Но так получилось, что вскоре пришел навестить нас мой отец Степан Васильевич, который очень любил собак и держал дома здоровенного рыжего короткошерстного кобеля, дворнягу Бобку, какие в то время чаще всего встречались на рынках в мясных рядах. Увидев нашего щенка, Степан Васильевич «влюбился» в него, но сказал: «Какой же это Гонзалес, кто это придумал? Это же Тютька!» и, к полному удовольствию мамы, увел его к себе. Тютька прожил у отца несколько лет в мире с Бобкой и под его защитой в собачьих драках, был очень умен и понятлив – «только что не разговаривает!», смеялся Степан Васильевич. Однажды во время обеда, в пылу разгоревшейся домашней ссоры с молодой женой и тещей, Степан Васильевич схватил со стола жареную курицу и швырнул ее на пол, а случившийся тут же Тютька моментально схватил нежданную добычу и исчез из комнаты; с тех пор, как только Тютька слышал разговоры на повышенных тонах с признаками возможной ссоры, он был тут как тут!

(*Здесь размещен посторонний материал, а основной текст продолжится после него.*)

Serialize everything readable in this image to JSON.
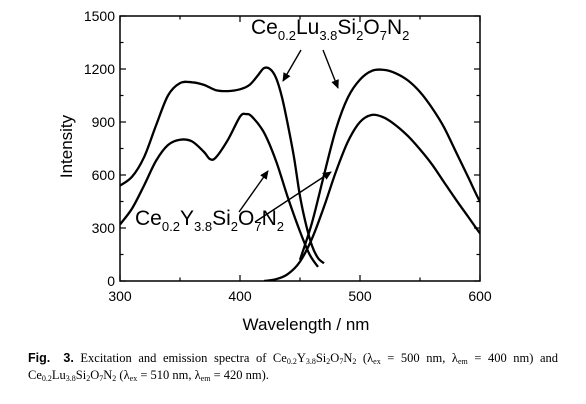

Лет через восемь-десять нам удалось избавиться, вернее, почти избавиться от нашего кошачьего племени: мы отыскали женщину, которая собирала бездомных кошек, получая за это дотацию от общества охраны животных, и умолили ее взять наших «питомцев» к себе. Было это уже где-то в середине тридцатых годов. Но кошку Марину, которую за почтенный возраст уже стали называть просто Старухой, мама не отдала, оставила дома.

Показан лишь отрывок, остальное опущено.